Tangerang (8/12/2025) – Kantor Imigrasi Kelas I Khusus Non TPI Tangerang menggelar kegiatan Penandatanganan Nota Kesepahaman dengan Badan Penanggulangan Bencana Daerah (BPBD) Kota Tangerang serta Penandatanganan Perjanjian Kerja Sama (PKS) dengan Lembaga Pemasyarakatan Pemuda Kelas IIA Tangerang. Kegiatan yang berlangsung di Aula Lantai 2 Kantor Imigrasi Tangerang ini dihadiri oleh jajaran pejabat struktural dan Tim Pengamanan Keimigrasian.
Kerja sama tersebut mencakup dua aspek krusial, yakni penanggulangan bencana di lingkungan Kantor Imigrasi Tangerang bersama BPBD Kota Tangerang, serta mekanisme serah terima pembebasan narapidana WNA dan penitipan sementara deteni dalam keadaan darurat bersama Lembaga Pemasyarakatan Pemuda Kelas IIA Tangerang. Dalam sambutannya, Kepala Kantor Imigrasi Tangerang menegaskan bahwa kerja sama ini merupakan langkah strategis dalam memperkuat kesiapsiagaan institusi menghadapi berbagai bentuk kondisi darurat, baik kebencanaan maupun gangguan keamanan. Beliau menyoroti bahwa keadaan darurat bersifat tidak dapat diprediksi, namun harus dapat diantisipasi melalui perencanaan dan koordinasi lintas instansi yang matang.
Lebih lanjut, Kepala Kantor mengingatkan kembali dua peristiwa yang menjadi refleksi penting bagi peningkatan sistem pengamanan: kericuhan demonstrasi pada Agustus 2025 dan bencana alam di Sumatera yang menyebabkan kerugian besar.
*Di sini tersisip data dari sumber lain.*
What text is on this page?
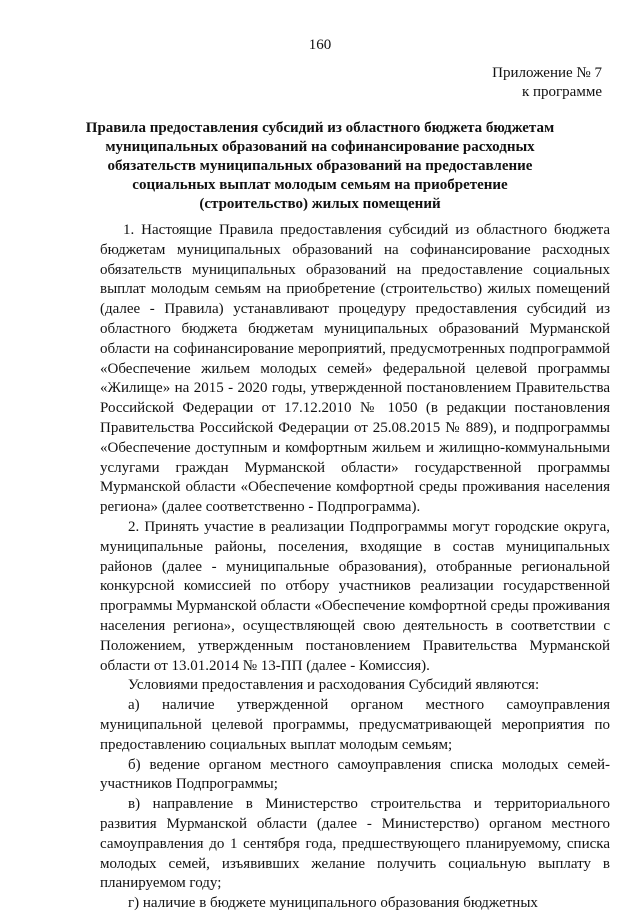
160
Приложение № 7
к программе
Правила предоставления субсидий из областного бюджета бюджетам муниципальных образований на софинансирование расходных обязательств муниципальных образований на предоставление социальных выплат молодым семьям на приобретение (строительство) жилых помещений

1. Настоящие Правила предоставления субсидий из областного бюджета бюджетам муниципальных образований на софинансирование расходных обязательств муниципальных образований на предоставление социальных выплат молодым семьям на приобретение (строительство) жилых помещений (далее - Правила) устанавливают процедуру предоставления субсидий из областного бюджета бюджетам муниципальных образований Мурманской области на софинансирование мероприятий, предусмотренных подпрограммой «Обеспечение жильем молодых семей» федеральной целевой программы «Жилище» на 2015 - 2020 годы, утвержденной постановлением Правительства Российской Федерации от 17.12.2010 № 1050 (в редакции постановления Правительства Российской Федерации от 25.08.2015 № 889), и подпрограммы «Обеспечение доступным и комфортным жильем и жилищно-коммунальными услугами граждан Мурманской области» государственной программы Мурманской области «Обеспечение комфортной среды проживания населения региона» (далее соответственно - Подпрограмма).

2. Принять участие в реализации Подпрограммы могут городские округа, муниципальные районы, поселения, входящие в состав муниципальных районов (далее - муниципальные образования), отобранные региональной конкурсной комиссией по отбору участников реализации государственной программы Мурманской области «Обеспечение комфортной среды проживания населения региона», осуществляющей свою деятельность в соответствии с Положением, утвержденным постановлением Правительства Мурманской области от 13.01.2014 № 13-ПП (далее - Комиссия).

Условиями предоставления и расходования Субсидий являются:

а) наличие утвержденной органом местного самоуправления муниципальной целевой программы, предусматривающей мероприятия по предоставлению социальных выплат молодым семьям;

б) ведение органом местного самоуправления списка молодых семей-участников Подпрограммы;

в) направление в Министерство строительства и территориального развития Мурманской области (далее - Министерство) органом местного самоуправления до 1 сентября года, предшествующего планируемому, списка молодых семей, изъявивших желание получить социальную выплату в планируемом году;

г) наличие в бюджете муниципального образования бюджетных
Dua insiden tersebut menegaskan urgensi pembentukan dasar hukum dan standar operasional yang kuat untuk melindungi kantor, personel, pemohon layanan, deteni, hingga instalasi vital keimigrasian.
Sebagai tindak lanjut dari upaya mitigasi risiko, Bidang Intelijen dan Penindakan Keimigrasian (Inteldakim) telah menyusun empat Standar Operasional Aspek Pengamanan (SOPAP) yang menjadi pedoman resmi penanganan keadaan darurat di lingkungan kantor, meliputi:
1. SOPAP Pengamanan Keimigrasian dalam Keadaan Darurat;
2. SOPAP Evakuasi Personel dan Pemohon Layanan;
3. SOPAP Evakuasi Deteni;
4. SOPAP Evakuasi Dokumen serta Instalasi Vital Keimigrasian.
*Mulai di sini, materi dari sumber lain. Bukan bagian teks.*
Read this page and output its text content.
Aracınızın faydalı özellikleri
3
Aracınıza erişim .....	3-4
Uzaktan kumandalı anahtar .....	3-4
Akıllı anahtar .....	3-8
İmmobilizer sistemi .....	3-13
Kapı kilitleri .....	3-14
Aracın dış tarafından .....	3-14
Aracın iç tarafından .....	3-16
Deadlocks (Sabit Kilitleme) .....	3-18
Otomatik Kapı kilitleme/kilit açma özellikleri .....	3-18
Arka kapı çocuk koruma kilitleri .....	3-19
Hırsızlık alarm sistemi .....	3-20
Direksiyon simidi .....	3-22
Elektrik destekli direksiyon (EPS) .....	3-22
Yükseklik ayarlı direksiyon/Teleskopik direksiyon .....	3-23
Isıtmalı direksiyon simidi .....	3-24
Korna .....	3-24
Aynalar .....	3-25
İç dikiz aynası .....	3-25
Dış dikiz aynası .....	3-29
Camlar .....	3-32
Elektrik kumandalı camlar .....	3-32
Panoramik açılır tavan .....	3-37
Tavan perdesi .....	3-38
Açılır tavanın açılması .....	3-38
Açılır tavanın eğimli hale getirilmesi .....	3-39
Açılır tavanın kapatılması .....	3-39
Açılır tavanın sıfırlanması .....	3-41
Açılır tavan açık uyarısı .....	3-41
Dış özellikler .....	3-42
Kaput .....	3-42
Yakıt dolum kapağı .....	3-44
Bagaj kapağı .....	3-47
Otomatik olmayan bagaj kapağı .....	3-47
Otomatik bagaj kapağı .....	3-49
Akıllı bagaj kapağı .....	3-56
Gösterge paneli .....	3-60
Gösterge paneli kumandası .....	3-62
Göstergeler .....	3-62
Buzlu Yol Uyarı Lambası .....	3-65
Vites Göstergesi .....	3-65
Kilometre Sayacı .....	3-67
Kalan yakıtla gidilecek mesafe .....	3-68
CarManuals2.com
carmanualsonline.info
Keberadaan SOPAP ini menjadi fondasi penting untuk memastikan keberlangsungan pelaksanaan tugas dan fungsi keimigrasian ketika terjadi gangguan atau kondisi darurat. Kegiatan ini diharapkan semakin menguatkan sinergi antarinstansi, memperkokoh kewaspadaan, serta memastikan pelayanan dan pengamanan keimigrasian tetap berjalan optimal dalam kondisi apa pun.